AMDMIGraphX icon indicating copy to clipboard operation
AMDMIGraphX copied to clipboard

Implement flash decoding

Open pfultz2 opened this issue 3 months ago • 2 comments

Implement flash decoding as described here: https://pytorch.org/blog/flash-decoding/

We have attention operators grouped like this:

Q -> [B, M, k]
K -> [B, k, N]
V -> [B, N, D]

S = dot(Q, K)
P = softmax(S)
O = dot(P, V) # [B, M, D]

To do flash decoding we will need to add another batch dimension for each group we want to split, and then do:

Q -> [B, G, M, k] # G is a broadcasted dimension
K -> [B, G, k, N/G]
V -> [B, G, N/G, D]

# first kernel
S = dot(Q, K)
P = softmax(S, axis=-1)
L = LSE(S) # [B, G, M, 1]
O' = dot(P, V) # [B, G, M, D]

# second kernel
scale = softmax(L, axis=1) # [B, G, M, 1]
R = mul(O', broadcast(scale)) # [B, G, M, D]
O = sum(R, axis=1) # [B, 1, M, D]

We will probably do this directly in the fuse_attention pass after we have done the initial attention grouping.

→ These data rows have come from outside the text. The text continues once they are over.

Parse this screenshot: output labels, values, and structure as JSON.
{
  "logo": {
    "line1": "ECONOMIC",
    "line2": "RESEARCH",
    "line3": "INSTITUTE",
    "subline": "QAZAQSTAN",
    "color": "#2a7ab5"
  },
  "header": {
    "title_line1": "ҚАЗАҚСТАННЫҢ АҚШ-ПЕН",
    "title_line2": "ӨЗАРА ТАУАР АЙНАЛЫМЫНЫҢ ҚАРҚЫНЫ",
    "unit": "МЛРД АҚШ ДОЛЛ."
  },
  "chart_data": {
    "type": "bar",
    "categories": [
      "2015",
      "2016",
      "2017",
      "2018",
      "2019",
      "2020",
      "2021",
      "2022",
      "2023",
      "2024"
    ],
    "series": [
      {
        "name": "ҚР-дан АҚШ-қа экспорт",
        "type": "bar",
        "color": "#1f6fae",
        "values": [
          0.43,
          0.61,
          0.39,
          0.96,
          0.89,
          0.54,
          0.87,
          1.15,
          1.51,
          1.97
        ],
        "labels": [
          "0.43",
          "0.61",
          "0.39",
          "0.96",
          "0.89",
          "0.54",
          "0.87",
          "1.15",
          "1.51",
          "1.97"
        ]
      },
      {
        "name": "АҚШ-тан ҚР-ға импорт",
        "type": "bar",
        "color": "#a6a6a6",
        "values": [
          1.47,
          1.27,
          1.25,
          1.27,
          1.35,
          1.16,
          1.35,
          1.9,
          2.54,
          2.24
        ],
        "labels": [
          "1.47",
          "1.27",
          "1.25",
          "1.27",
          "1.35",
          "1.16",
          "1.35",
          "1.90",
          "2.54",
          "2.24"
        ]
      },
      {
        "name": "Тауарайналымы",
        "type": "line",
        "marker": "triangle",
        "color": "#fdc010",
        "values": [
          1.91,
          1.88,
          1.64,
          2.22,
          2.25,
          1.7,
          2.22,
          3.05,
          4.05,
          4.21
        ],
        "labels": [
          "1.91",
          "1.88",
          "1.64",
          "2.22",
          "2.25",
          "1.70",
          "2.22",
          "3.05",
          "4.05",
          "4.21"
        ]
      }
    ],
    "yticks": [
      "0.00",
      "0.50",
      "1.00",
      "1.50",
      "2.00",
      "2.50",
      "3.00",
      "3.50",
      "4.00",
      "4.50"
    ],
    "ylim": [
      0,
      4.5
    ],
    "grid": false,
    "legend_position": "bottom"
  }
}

pfultz2 avatar Sep 29 '25 17:09 pfultz2

Also, another reference we used when we were discussing the flash decoding: https://arxiv.org/pdf/2402.05099

pfultz2 avatar Sep 29 '25 17:09 pfultz2

rocMLIR experiments for good G sizes: rocMLIR#1895

bdevorem avatar Oct 09 '25 16:10 bdevorem